“You speak of a veneer of civilization. Sometimes I think the veneer is very thin and that man today stands, basically, where he stood five thousand years ago. Dan, it isn’t a question of a veneer of civilization. It’s a question of the adaptability of species to its environment. How long do you suppose it would take you, a white man, to adapt yourself to the environment of such an island, say, as Riva, in eastern Polynesia?”

“I couldn’t hazard a guess.”

“I could, and it would be a fairly accurate guess, since the history of white occupation of the isles of the south Pacific will support my contention. You would be an infinitesimal portion of the moral and physical decay before you had lived there five years. After that you wouldn’t care. It’s like mixing two acids that, combined, produce an explosion. There is never any real adaptability of the human species, you know. As long as you and Tamea lived you would have different thoughts and different thought impulses, different moral values. This difference would prove an attraction at first; then, gradually, you would begin to find her ways inferior to yours, so you would have a contempt for them, which means that presently you would grow to hate Tamea.”

Mellenger sat down and rested his head in his hands. “I wish I could remember my geology and paleontology,” he complained. “However, I never cared for it, so I swept it out of my rag bag of a mind. At any rate, you are much older than Tamea——”

“Oh, not so old as to make a vital difference. About eighteen years.”

“Shut up, you ass. You ditch my train of thought. You are millions of years older than Tamea. She is a Neolithic maid and you’re Paleozoic or Silurian or Cretaceous or something, and in order to reach common ground she’ll have to climb up through a lot of queer strata or you’ll have to dig down. You paint mighty fine pictures, but down in Riva they’re still carving hideous gods out of limestone and making hieroglyphics with a burned stick; they’re still chasing each other around stumps with knobby clubs.”

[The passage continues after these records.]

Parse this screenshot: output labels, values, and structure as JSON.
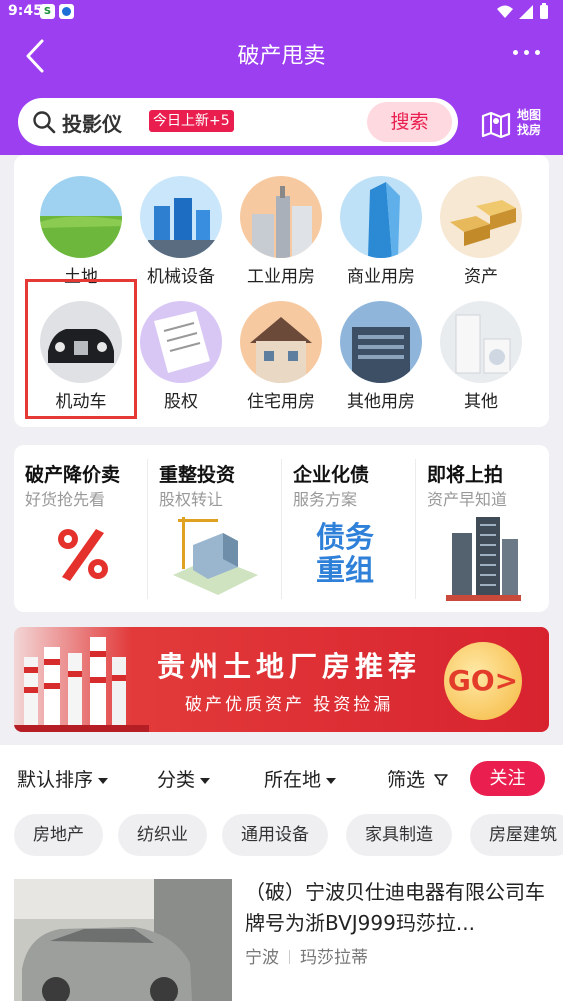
{
  "status_bar": {
    "time": "9:45",
    "app1_glyph": "S"
  },
  "nav": {
    "title": "破产甩卖"
  },
  "search": {
    "query": "投影仪",
    "tag": "今日上新+5",
    "button_label": "搜索"
  },
  "map_button": {
    "line1": "地图",
    "line2": "找房"
  },
  "categories": [
    {
      "label": "土地",
      "icon": "land-image"
    },
    {
      "label": "机械设备",
      "icon": "machinery-image"
    },
    {
      "label": "工业用房",
      "icon": "industrial-building-image"
    },
    {
      "label": "商业用房",
      "icon": "commercial-building-image"
    },
    {
      "label": "资产",
      "icon": "gold-bars-image"
    },
    {
      "label": "机动车",
      "icon": "car-image"
    },
    {
      "label": "股权",
      "icon": "contract-image"
    },
    {
      "label": "住宅用房",
      "icon": "house-image"
    },
    {
      "label": "其他用房",
      "icon": "other-building-image"
    },
    {
      "label": "其他",
      "icon": "appliances-image"
    }
  ],
  "services": [
    {
      "title": "破产降价卖",
      "subtitle": "好货抢先看",
      "icon": "percent-icon"
    },
    {
      "title": "重整投资",
      "subtitle": "股权转让",
      "icon": "construction-icon"
    },
    {
      "title": "企业化债",
      "subtitle": "服务方案",
      "icon_text_1": "债务",
      "icon_text_2": "重组"
    },
    {
      "title": "即将上拍",
      "subtitle": "资产早知道",
      "icon": "towers-icon"
    }
  ],
  "banner": {
    "title": "贵州土地厂房推荐",
    "subtitle": "破产优质资产 投资捡漏",
    "go_label": "GO>"
  },
  "filters": {
    "sort": "默认排序",
    "category": "分类",
    "location": "所在地",
    "filter": "筛选",
    "follow": "关注"
  },
  "chips": [
    "房地产",
    "纺织业",
    "通用设备",
    "家具制造",
    "房屋建筑"
  ],
  "listing": {
    "title": "（破）宁波贝仕迪电器有限公司车牌号为浙BVJ999玛莎拉...",
    "city": "宁波",
    "brand": "玛莎拉蒂"
  },
  "colors": {
    "header_purple": "#9b3ff0",
    "accent_red": "#e91e4f",
    "highlight_red": "#e53935"
  }
}
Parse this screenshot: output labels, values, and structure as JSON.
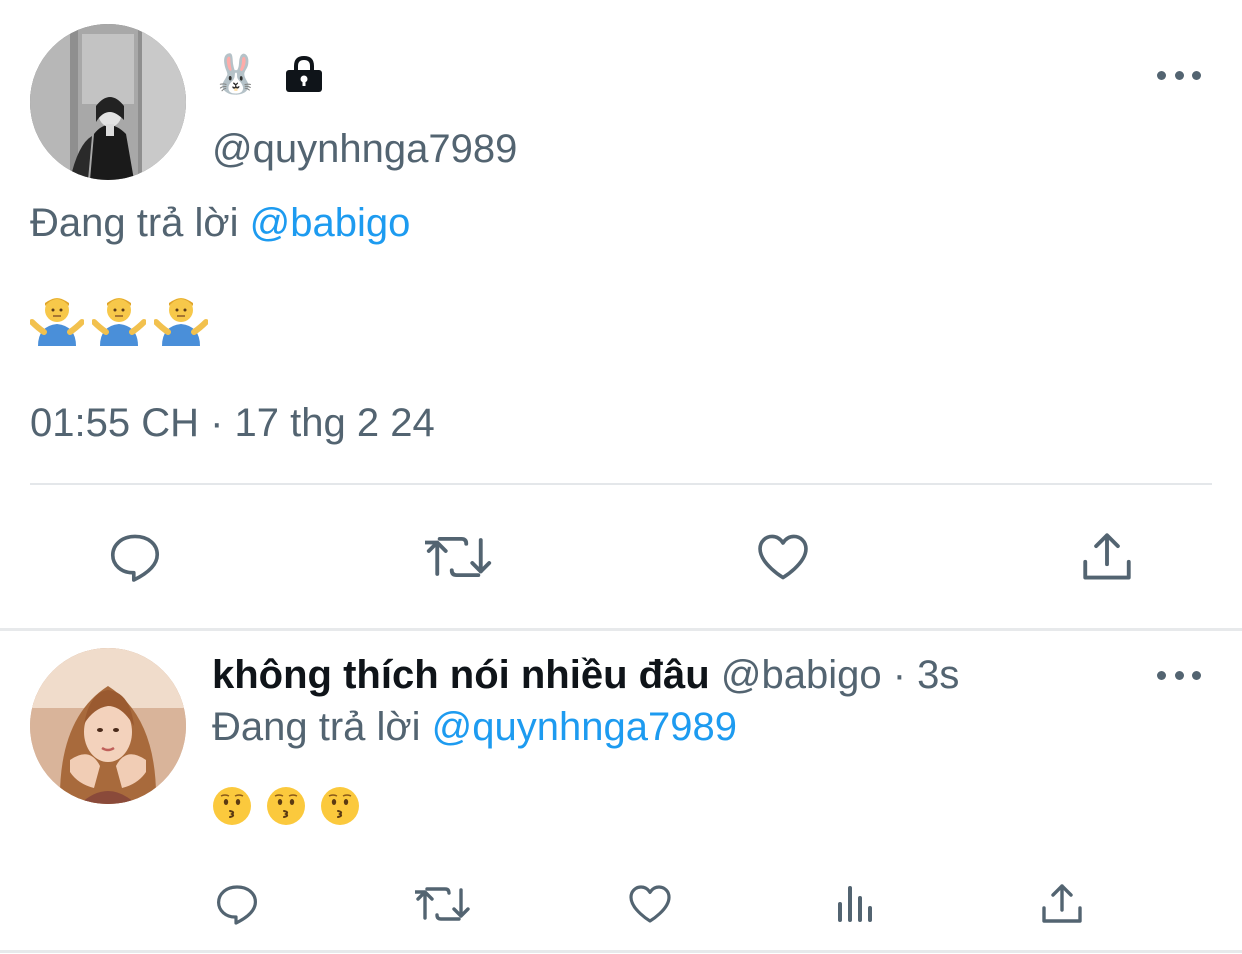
{
  "tweet": {
    "name_emoji": "🐰",
    "handle": "@quynhnga7989",
    "reply_prefix": "Đang trả lời",
    "reply_to": "@babigo",
    "content_emojis": [
      "🤷‍♂️",
      "🤷‍♂️",
      "🤷‍♂️"
    ],
    "timestamp": "01:55 CH · 17 thg 2 24",
    "actions": [
      "reply-icon",
      "retweet-icon",
      "like-icon",
      "share-icon"
    ]
  },
  "reply": {
    "display_name": "không thích nói nhiều đâu",
    "handle": "@babigo",
    "separator": "·",
    "time_ago": "3s",
    "reply_prefix": "Đang trả lời",
    "reply_to": "@quynhnga7989",
    "content_emojis": [
      "😗",
      "😗",
      "😗"
    ],
    "actions": [
      "reply-icon",
      "retweet-icon",
      "like-icon",
      "analytics-icon",
      "share-icon"
    ]
  },
  "colors": {
    "text_primary": "#0f1419",
    "text_secondary": "#536471",
    "link": "#1d9bf0",
    "divider": "#e7e9eb"
  }
}
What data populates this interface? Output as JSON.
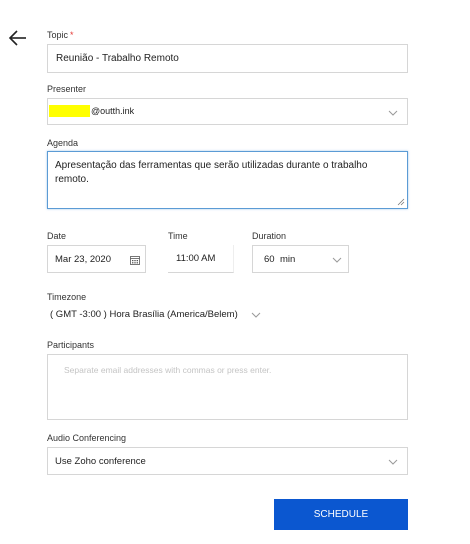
{
  "topic": {
    "label": "Topic",
    "required_mark": "*",
    "value": "Reunião - Trabalho Remoto"
  },
  "presenter": {
    "label": "Presenter",
    "value_suffix": "@outth.ink",
    "redaction_color": "#ffff00"
  },
  "agenda": {
    "label": "Agenda",
    "value": "Apresentação das ferramentas que serão utilizadas durante o trabalho remoto."
  },
  "date": {
    "label": "Date",
    "value": "Mar 23, 2020"
  },
  "time": {
    "label": "Time",
    "value": "11:00 AM"
  },
  "duration": {
    "label": "Duration",
    "value": "60",
    "unit": "min"
  },
  "timezone": {
    "label": "Timezone",
    "value": "( GMT -3:00 ) Hora Brasília (America/Belem)"
  },
  "participants": {
    "label": "Participants",
    "placeholder": "Separate email addresses with commas or press enter."
  },
  "audio": {
    "label": "Audio Conferencing",
    "value": "Use Zoho conference"
  },
  "schedule_button": {
    "label": "SCHEDULE",
    "color": "#0b57d0"
  },
  "colors": {
    "focus_border": "#5b9bd5",
    "border": "#d6d6d6"
  }
}
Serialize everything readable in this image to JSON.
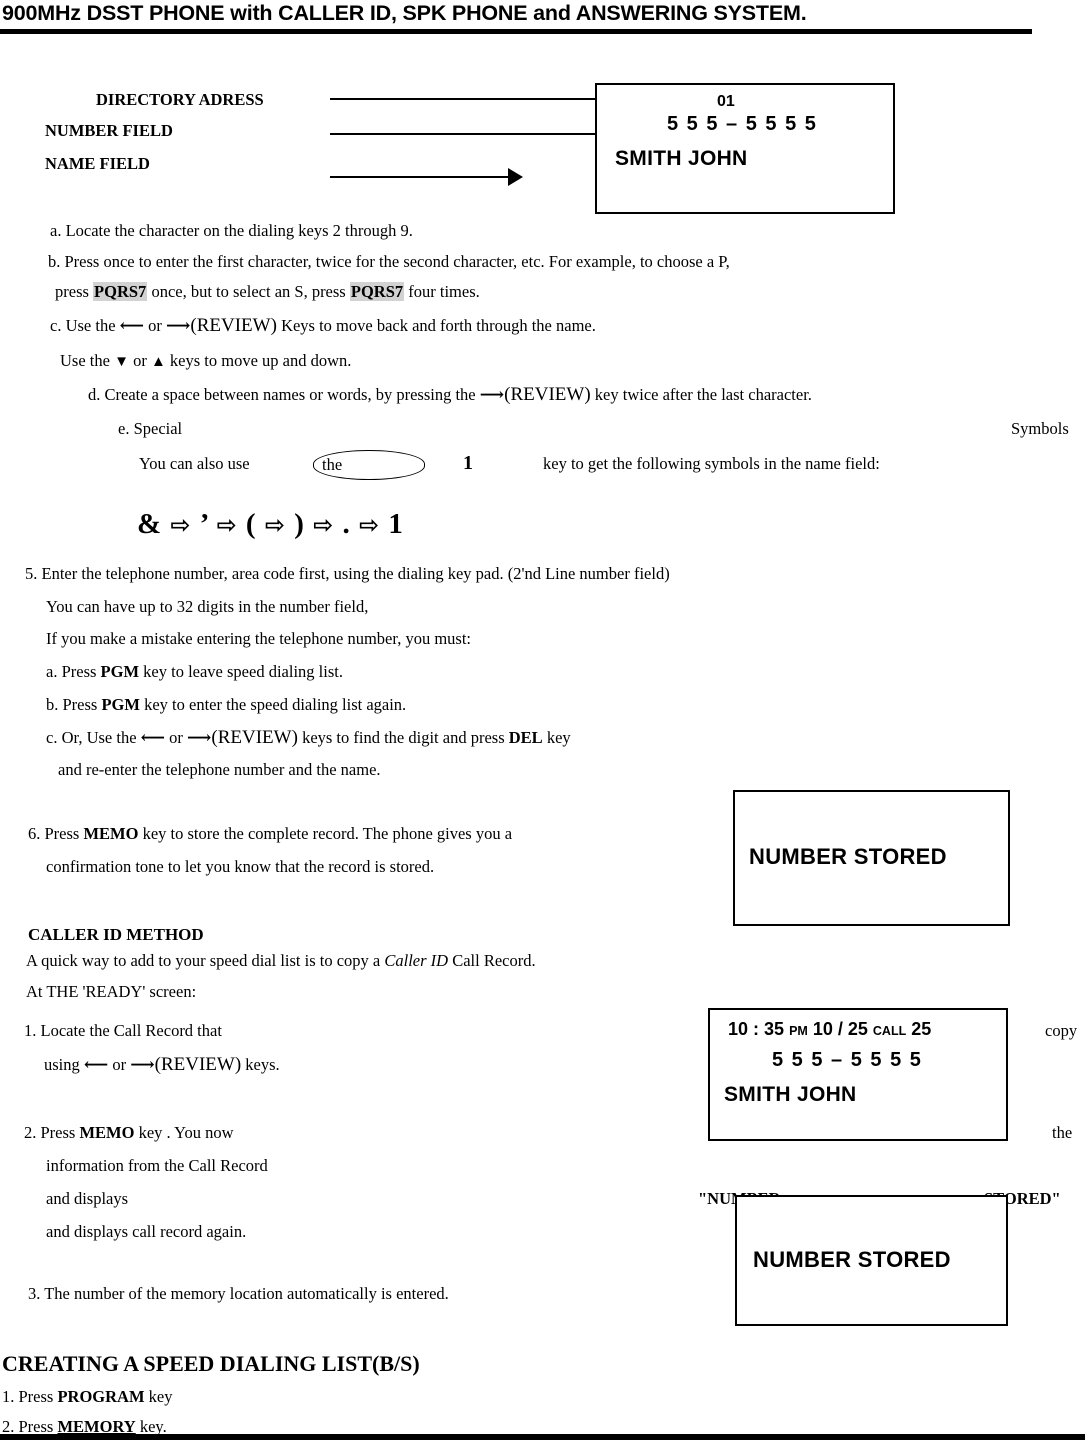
{
  "header": {
    "title": "900MHz DSST PHONE with CALLER ID, SPK PHONE and ANSWERING SYSTEM."
  },
  "diagram": {
    "labels": {
      "directory_address": "DIRECTORY ADRESS",
      "number_field": "NUMBER FIELD",
      "name_field": "NAME FIELD"
    },
    "lcd_main": {
      "address": "01",
      "number": "5 5 5 – 5 5 5 5",
      "name": "SMITH JOHN"
    }
  },
  "steps_name_entry": {
    "a": "a.  Locate the character on the dialing keys 2 through 9.",
    "b_part1": "b.    Press   once   to   enter   the   first   character,   twice   for   the   second   character,   etc.  For   example,   to   choose   a   P,",
    "b_part2_pre": "press ",
    "b_key1": "PQRS7",
    "b_part2_mid": " once, but to select an S, press ",
    "b_key2": "PQRS7",
    "b_part2_post": " four times.",
    "c_pre": "c.  Use the  ",
    "c_arrow_left": "⟵",
    "c_or": "  or  ",
    "c_arrow_right": "⟶",
    "c_review": "(REVIEW)",
    "c_post": " Keys to move back and forth through the name.",
    "c_line2_pre": "Use the ",
    "c_down": "▼",
    "c_line2_or": "  or  ",
    "c_up": "▲",
    "c_line2_post": "  keys to move up and down.",
    "d_pre": "d.    Create a space between names or words, by pressing the ",
    "d_arrow": "⟶",
    "d_review": "(REVIEW)",
    "d_post": " key twice after the last character.",
    "e_label": "e.    Special",
    "e_right": "Symbols",
    "e_line2_pre": "You   can   also   use",
    "e_the": "the",
    "e_one": "1",
    "e_line2_post": "key   to   get   the   following   symbols   in   the   name   field:",
    "symbols": [
      "&",
      "⇨",
      "’",
      "⇨",
      "(",
      "⇨",
      ")",
      "⇨",
      ".",
      "⇨",
      "1"
    ]
  },
  "step5": {
    "line1": "5.  Enter the telephone number, area code first, using the dialing key pad. (2'nd Line number field)",
    "line2": "You can have up to 32 digits in the number field,",
    "line3": "If you make a mistake entering the telephone number, you must:",
    "a_pre": "a.  Press ",
    "a_key": "PGM",
    "a_post": " key to leave speed dialing list.",
    "b_pre": "b.  Press ",
    "b_key": "PGM",
    "b_post": " key to enter the speed dialing list again.",
    "c_pre": "c.  Or, Use the  ",
    "c_arrow_left": "⟵",
    "c_or": " or  ",
    "c_arrow_right": "⟶",
    "c_review": "(REVIEW)",
    "c_mid": " keys to find the digit and press ",
    "c_key": "DEL",
    "c_post": " key",
    "c_line2": "and re-enter the telephone number and the name."
  },
  "step6": {
    "line1_pre": "6.  Press ",
    "line1_key": "MEMO",
    "line1_post": " key to store the complete record.  The phone gives you a",
    "line2": "confirmation tone to let you know that the record is stored.",
    "lcd_stored": "NUMBER STORED"
  },
  "caller_id": {
    "heading": "CALLER ID METHOD",
    "line1_pre": "A quick way to add to your speed dial list is to copy a ",
    "line1_em": "Caller ID",
    "line1_post": " Call Record.",
    "line2": "At THE 'READY' screen:",
    "item1_line1": "1.                        Locate             the             Call             Record             that",
    "item1_trail": "copy",
    "item1_line2_pre": "using ",
    "item1_arrow_left": "⟵",
    "item1_or": "  or  ",
    "item1_arrow_right": "⟶",
    "item1_review": "(REVIEW)",
    "item1_line2_post": "  keys.",
    "item2_line1_pre": "2.                        Press          ",
    "item2_key": "MEMO",
    "item2_line1_post": "          key          .          You          now",
    "item2_trail": "the",
    "item2_line2": "information from the Call Record",
    "item2_line3_pre": "and                                           displays",
    "item2_line3_quoted": "\"NUMBER",
    "item2_line3_quoted2": "STORED\"",
    "item2_line4": "and displays call record again.",
    "item3": "3. The number of the memory location automatically is entered.",
    "lcd_callid": {
      "time": "10 : 35",
      "ampm": "PM",
      "date": "10 / 25",
      "call_label": "CALL",
      "call_number": "25",
      "number": "5 5 5 – 5 5 5 5",
      "name": "SMITH  JOHN"
    },
    "lcd_stored": "NUMBER STORED"
  },
  "speed_dial_section": {
    "heading": "CREATING A SPEED DIALING LIST(B/S)",
    "item1_pre": "1. Press ",
    "item1_key": "PROGRAM",
    "item1_post": " key",
    "item2_pre": "2. Press ",
    "item2_key": "MEMORY",
    "item2_post": " key."
  }
}
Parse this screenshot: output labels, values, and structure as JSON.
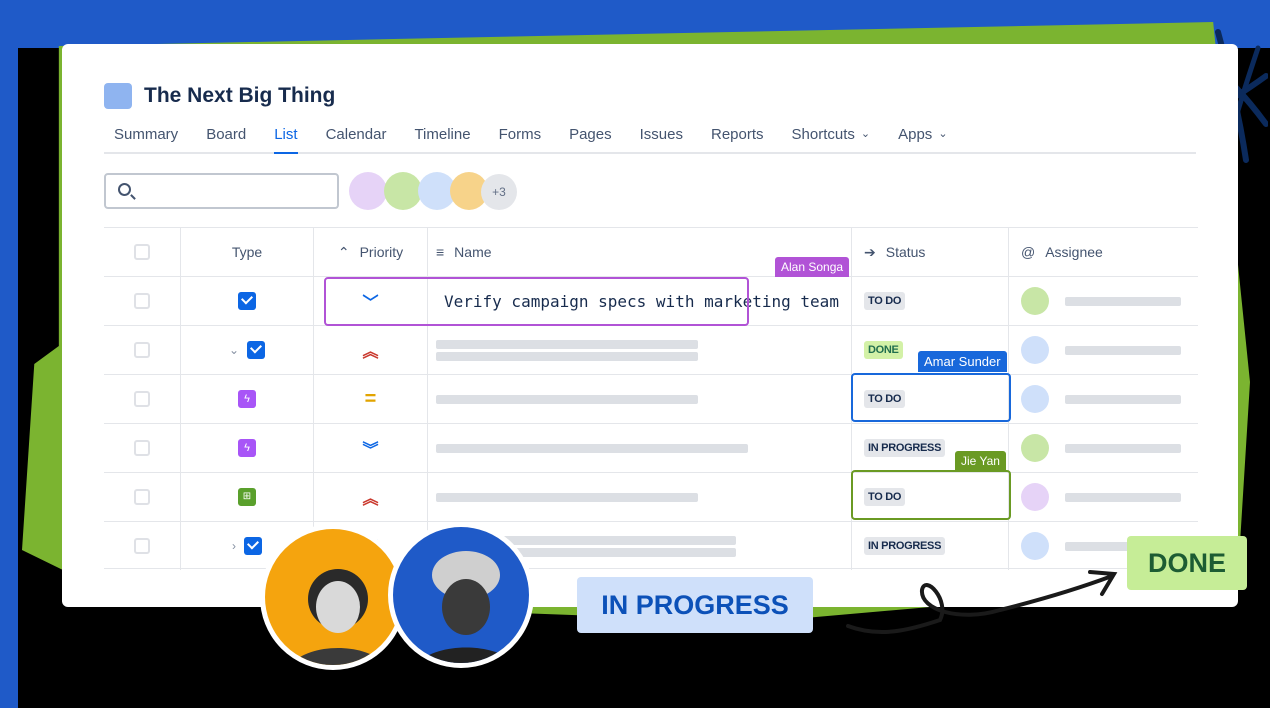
{
  "project": {
    "title": "The Next Big Thing",
    "icon_color": "#8fb4f0"
  },
  "tabs": [
    {
      "label": "Summary",
      "active": false
    },
    {
      "label": "Board",
      "active": false
    },
    {
      "label": "List",
      "active": true
    },
    {
      "label": "Calendar",
      "active": false
    },
    {
      "label": "Timeline",
      "active": false
    },
    {
      "label": "Forms",
      "active": false
    },
    {
      "label": "Pages",
      "active": false
    },
    {
      "label": "Issues",
      "active": false
    },
    {
      "label": "Reports",
      "active": false
    },
    {
      "label": "Shortcuts",
      "active": false,
      "dropdown": true
    },
    {
      "label": "Apps",
      "active": false,
      "dropdown": true
    }
  ],
  "search": {
    "placeholder": "",
    "icon": "search-icon"
  },
  "avatars": {
    "colors": [
      "#e6d3f7",
      "#c8e6a6",
      "#cfe0fa",
      "#f7d38a"
    ],
    "more_label": "+3"
  },
  "table": {
    "headers": {
      "type": "Type",
      "priority": "Priority",
      "name": "Name",
      "status": "Status",
      "assignee": "Assignee"
    },
    "rows": [
      {
        "type": "task-checkbox",
        "priority": "low",
        "name": "Verify campaign specs with marketing team",
        "status": "TO DO",
        "status_style": "default",
        "assignee_color": "#c8e6a6",
        "expander": ""
      },
      {
        "type": "task-checkbox",
        "priority": "high",
        "name": "",
        "status": "DONE",
        "status_style": "done",
        "assignee_color": "#cfe0fa",
        "expander": "⌄"
      },
      {
        "type": "subtask-purple",
        "priority": "medium",
        "name": "",
        "status": "TO DO",
        "status_style": "default",
        "assignee_color": "#cfe0fa",
        "expander": ""
      },
      {
        "type": "subtask-purple",
        "priority": "lowest",
        "name": "",
        "status": "IN PROGRESS",
        "status_style": "default",
        "assignee_color": "#c8e6a6",
        "expander": ""
      },
      {
        "type": "subtask-green",
        "priority": "high",
        "name": "",
        "status": "TO DO",
        "status_style": "default",
        "assignee_color": "#e6d3f7",
        "expander": ""
      },
      {
        "type": "task-checkbox",
        "priority": "low",
        "name": "",
        "status": "IN PROGRESS",
        "status_style": "default",
        "assignee_color": "#cfe0fa",
        "expander": "›"
      }
    ]
  },
  "collaborators": [
    {
      "name": "Alan Songa",
      "color": "#b153d6"
    },
    {
      "name": "Amar Sunder",
      "color": "#1868db"
    },
    {
      "name": "Jie Yan",
      "color": "#6a9a23"
    }
  ],
  "overlay": {
    "in_progress_label": "IN PROGRESS",
    "done_label": "DONE"
  },
  "colors": {
    "background": "#000000",
    "frame_blue": "#1f5ac8",
    "frame_green": "#7bb430",
    "accent": "#0c66e4"
  }
}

“You’re the man who can paint pictures!”

Mellenger sighed. “No, I cannot. I used to think I could, but nobody else agrees with me, and now I agree with them. Thought once I’d develop into a great novelist, when all that God Almighty created me for was to be a great newspaper man!. . . Well, I’m not embittered, because I can still think clearly and without illusion. And I can see fairly clearly, too. . . . You’ve got to get rid of this girl.”

“You’re quite bent on clearing the way for Maisie, aren’t you?”

“Yes. But you are my friend, faithful and just to me, and I’ve loved you since our freshman days in college. The years and wealth and success haven’t changed you. You’re still the same shy, helpless, gentle, obstinate, wistful boy, and—and—I—I want to do something for you, old son. The best thing I can do is to clear the decks for Maisie and marry you off to her. She’s a fine woman.”